Pessoalmente, o modelo que mais me marcou nesta visita acabou por ser o AZ-1, um pequeno (kei car) desportivo com apenas 720 kg, animado por um três cilindros turbo da Suzuki com apenas 657 cm3 e 64 cv de potência. Como pode ver abaixo, destaca-se pelo estilo e pelas portas «asas-de-gaivota» à la Mercedes-Benz 300 SL.

Além disso, e claro que não podia faltar, temos presente toda a família Miata, desde o NA (primeira geração) até ao mais recente ND. Tenho de destacar, no entanto, duas presenças surpreendentes: uma versão Speedster do MX-5 NC e um MX-5 NB Coupé, que só se vendeu no Japão.

Templo ao motor rotativo

Contudo, para onde quer que olhemos, não são precisos muitos minutos para percebermos que este museu é uma espécie de templo ao motor rotativo. Afinal foi isso que fez Frey apaixonar-se pelo construtor nipónico há várias décadas.

Aliás, a paixão de Walter Frey pelo Wankel vai muito além da Mazda e começa logo na própria tecnologia do motor rotativo.

Ao jantar, durante a minha visita ao Frey’s Mazda Classic Car Museum, por altura da apresentação internacional do novo Mazda MX-30 R-EV, Walter Frey lá me confessou que tem em sua posse praticamente todos os veículos que alguma vez equiparam um motor rotativo, inclusive motas.

Naturalmente, no museu só encontramos exemplares da Mazda, mas não falta diversidade. Existem «caras» mais conhecidas, como o RX-7, o RX-8 e o RX-3, sem esquecer o Cosmo Sport; mas também há propostas improváveis, como uma pick-up e até um autocarro.

Sim, isso mesmo. Nesta exposição encontramos um exemplar da Mazda Rotary Pick-Up (ou REPU), apresentada em 1974 e com o mercado norte-americano em mente. Contava com uma versão do mítico Wankel 13B, com dois rotores de 654 cm3 cada (1,3 l no total) que produzia 110 cv.

Ainda mais peculiar é o Mazda Parkway, um autocarro que a marca lançou exclusivamente no mercado japonês, em 1974, com um motor rotativo.

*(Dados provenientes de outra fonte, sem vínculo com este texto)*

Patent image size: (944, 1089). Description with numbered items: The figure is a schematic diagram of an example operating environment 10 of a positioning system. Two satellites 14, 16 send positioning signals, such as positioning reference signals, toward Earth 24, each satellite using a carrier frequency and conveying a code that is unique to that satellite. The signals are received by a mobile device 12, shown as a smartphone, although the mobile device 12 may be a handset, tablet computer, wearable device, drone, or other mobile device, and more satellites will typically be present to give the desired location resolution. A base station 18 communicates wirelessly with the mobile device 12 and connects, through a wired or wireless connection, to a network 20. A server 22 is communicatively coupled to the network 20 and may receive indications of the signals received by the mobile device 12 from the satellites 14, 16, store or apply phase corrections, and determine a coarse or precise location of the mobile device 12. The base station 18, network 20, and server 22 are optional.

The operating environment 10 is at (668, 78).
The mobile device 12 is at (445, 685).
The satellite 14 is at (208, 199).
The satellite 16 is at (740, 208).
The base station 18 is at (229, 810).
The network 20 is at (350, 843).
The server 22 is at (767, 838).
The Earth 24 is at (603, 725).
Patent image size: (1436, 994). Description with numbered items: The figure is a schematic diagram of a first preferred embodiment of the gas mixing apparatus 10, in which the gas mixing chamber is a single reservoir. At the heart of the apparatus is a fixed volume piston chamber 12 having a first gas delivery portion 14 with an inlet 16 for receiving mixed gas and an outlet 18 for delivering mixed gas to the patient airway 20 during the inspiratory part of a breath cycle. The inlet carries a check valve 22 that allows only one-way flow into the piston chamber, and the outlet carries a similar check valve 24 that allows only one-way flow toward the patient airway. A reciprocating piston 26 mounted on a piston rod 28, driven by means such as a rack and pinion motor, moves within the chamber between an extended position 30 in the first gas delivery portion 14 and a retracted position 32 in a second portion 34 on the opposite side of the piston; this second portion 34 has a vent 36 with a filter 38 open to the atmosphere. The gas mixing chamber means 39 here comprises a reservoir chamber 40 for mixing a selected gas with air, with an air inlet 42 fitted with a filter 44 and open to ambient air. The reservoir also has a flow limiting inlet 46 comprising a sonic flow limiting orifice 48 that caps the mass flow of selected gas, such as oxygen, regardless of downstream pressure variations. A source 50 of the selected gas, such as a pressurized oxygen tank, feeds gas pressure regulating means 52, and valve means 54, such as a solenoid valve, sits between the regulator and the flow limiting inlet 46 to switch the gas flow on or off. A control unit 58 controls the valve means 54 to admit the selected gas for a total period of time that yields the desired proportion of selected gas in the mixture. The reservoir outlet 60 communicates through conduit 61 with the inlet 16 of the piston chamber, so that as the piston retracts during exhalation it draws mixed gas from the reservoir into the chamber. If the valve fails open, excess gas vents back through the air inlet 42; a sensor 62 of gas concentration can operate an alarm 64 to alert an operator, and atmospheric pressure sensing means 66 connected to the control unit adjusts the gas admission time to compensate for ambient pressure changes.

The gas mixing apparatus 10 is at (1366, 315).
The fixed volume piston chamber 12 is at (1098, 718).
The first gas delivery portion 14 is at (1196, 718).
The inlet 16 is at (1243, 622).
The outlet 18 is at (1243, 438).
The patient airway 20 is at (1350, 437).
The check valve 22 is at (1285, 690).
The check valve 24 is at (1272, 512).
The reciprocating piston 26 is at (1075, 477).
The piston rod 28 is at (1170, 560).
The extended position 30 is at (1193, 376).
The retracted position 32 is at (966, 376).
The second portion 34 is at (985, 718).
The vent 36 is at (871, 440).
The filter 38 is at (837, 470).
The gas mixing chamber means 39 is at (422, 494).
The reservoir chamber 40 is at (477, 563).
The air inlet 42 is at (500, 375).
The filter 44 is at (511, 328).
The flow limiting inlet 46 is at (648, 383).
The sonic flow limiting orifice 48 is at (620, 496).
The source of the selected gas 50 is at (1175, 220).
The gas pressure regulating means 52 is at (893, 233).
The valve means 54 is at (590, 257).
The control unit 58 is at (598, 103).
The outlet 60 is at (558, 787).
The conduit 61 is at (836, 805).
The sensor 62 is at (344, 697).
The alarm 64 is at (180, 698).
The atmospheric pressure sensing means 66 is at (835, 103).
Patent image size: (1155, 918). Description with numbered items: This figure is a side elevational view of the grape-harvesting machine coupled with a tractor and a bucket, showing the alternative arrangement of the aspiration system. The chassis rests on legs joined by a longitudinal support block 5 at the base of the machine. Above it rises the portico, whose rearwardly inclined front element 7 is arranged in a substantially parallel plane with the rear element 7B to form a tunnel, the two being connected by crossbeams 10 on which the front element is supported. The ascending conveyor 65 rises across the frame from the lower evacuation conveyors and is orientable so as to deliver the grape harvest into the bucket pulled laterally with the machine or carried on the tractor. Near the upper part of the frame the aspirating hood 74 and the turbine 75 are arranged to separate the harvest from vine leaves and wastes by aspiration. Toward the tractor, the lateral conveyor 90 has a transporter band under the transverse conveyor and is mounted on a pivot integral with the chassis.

Mais tarde, em 1977, o Parkway livrou-se do Wankel e começou a sair da fábrica de Hiroshima com um bloco mais convencional, Diesel.

MazdaParkway
© Razão Automóvel Mazda Parkway

Visita obrigatória

Além de tudo o que lhe disse nas linhas acima, há outro motivo que me leva a dizer que este museu — cuja entrada custa uns simbólicos cinco euros — é de visita obrigatória para todos os petrolhead: o estado exímio em que estão todos os carros da exposição.

Mazda Frey Museu Augsburgo
© Razão Automóvel As quatro gerações do Mazda MX-5, incluíndo um inédito MX-5 NB Coupé que apenas se comercializou no Japão

Desde a pintura aos cromados, passando pelos interiores, tudo está num estado absolutamente perfeito nos cerca de 50 automóveis que compõem o Frey’s Mazda Classic Car Museum. O que também diz muito da paixão que a família Frey tem pela marca japonesa.